Wczoraj w lubelskim zespole testowani byli nowi zawodnicy – Łukasz Bocian (GKS Bełchatów) i Sebastian Wiśniewski (Sokół Aleksandrów Łódzki). – Po pierwszym sparingu z Puszczą Niepołomice trener powiedział, żebym znowu przyjechał. Mógłbym zostać w Motorze, ale nie wiem jakie będą decyzje – przyznał tuż po końcowym gwizdku Łukasz Bocian.
Obaj sprawdzani piłkarze jednak nie zachwycili. Dlatego po spotkaniu Modest Boguszewski nie ukrywał: Nie przekonali mnie do końca, więc z nich rezygnujemy. Widać, że nie są odpowiednio przygotowani i mają braki kondycyjne.
Szkoda, że Pedro Perin dostał w nogę i wcześniej musiał opuścić boisko. Miał przyjechać Grzegorz Jakosz, ale nie dotarł i na niego nie będziemy już czekali. Rozejrzymy się jeszcze za innymi nowymi graczami.

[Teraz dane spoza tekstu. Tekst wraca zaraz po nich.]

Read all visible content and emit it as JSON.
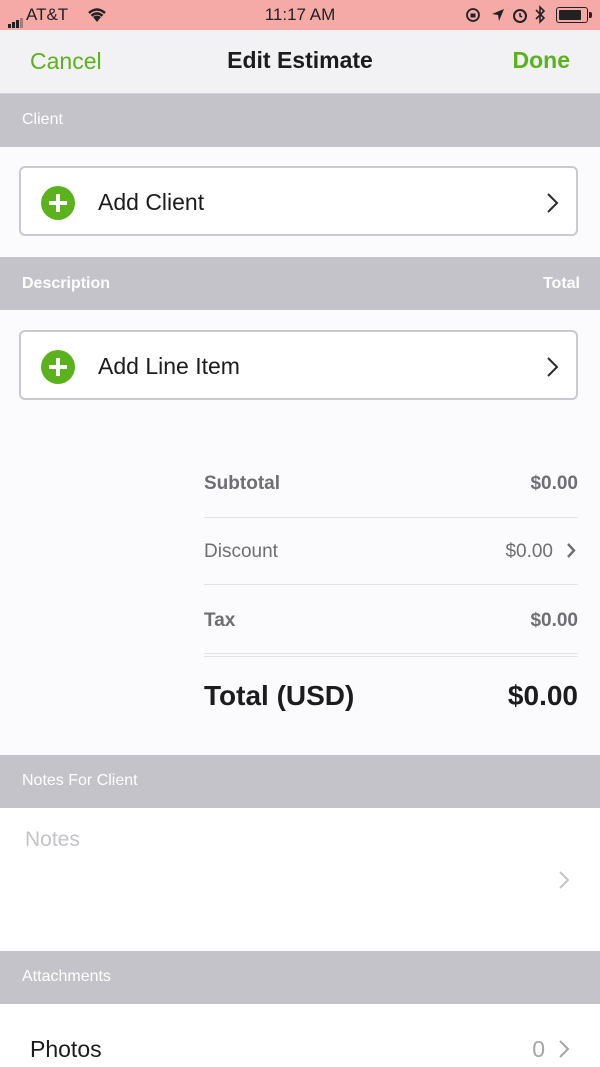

Przydałby się defensywny pomocnik, lewy obrońca i młodzieżowiec. Z GKS przegraliśmy za wysoko. Do przerwy spotkanie było wyrównane. Niestety w drugiej części zagraliśmy radosną piłkę i tak to się skończyło – powiedział.
GKS Bogdanka Łęczna – Motor Lublin 3:0 (1:0)
Bramki: Kalkowski (14), Pesir (69, 81).
Bogdanka: Socha – Pielorz, Kalkowski, Magdoń, Borovicanin, Zuber, Bartoszewicz, Tymosiak, Michalak, Kusiak, Pesir oraz Prusak, Pielach, Paluchowski, Hermann, Świech, Łuczak, Sołdecki, Renusz.
Motor: Styżej – Karwan, Batata, Pyda, Popławski, Wiśniewski, Bocian, Niżnik, Koczon, Migalewski, Szpak oraz Oszust, Falisiewicz, Kursa, Młynarski, Perin, Górniak, Prędota, Czułowski.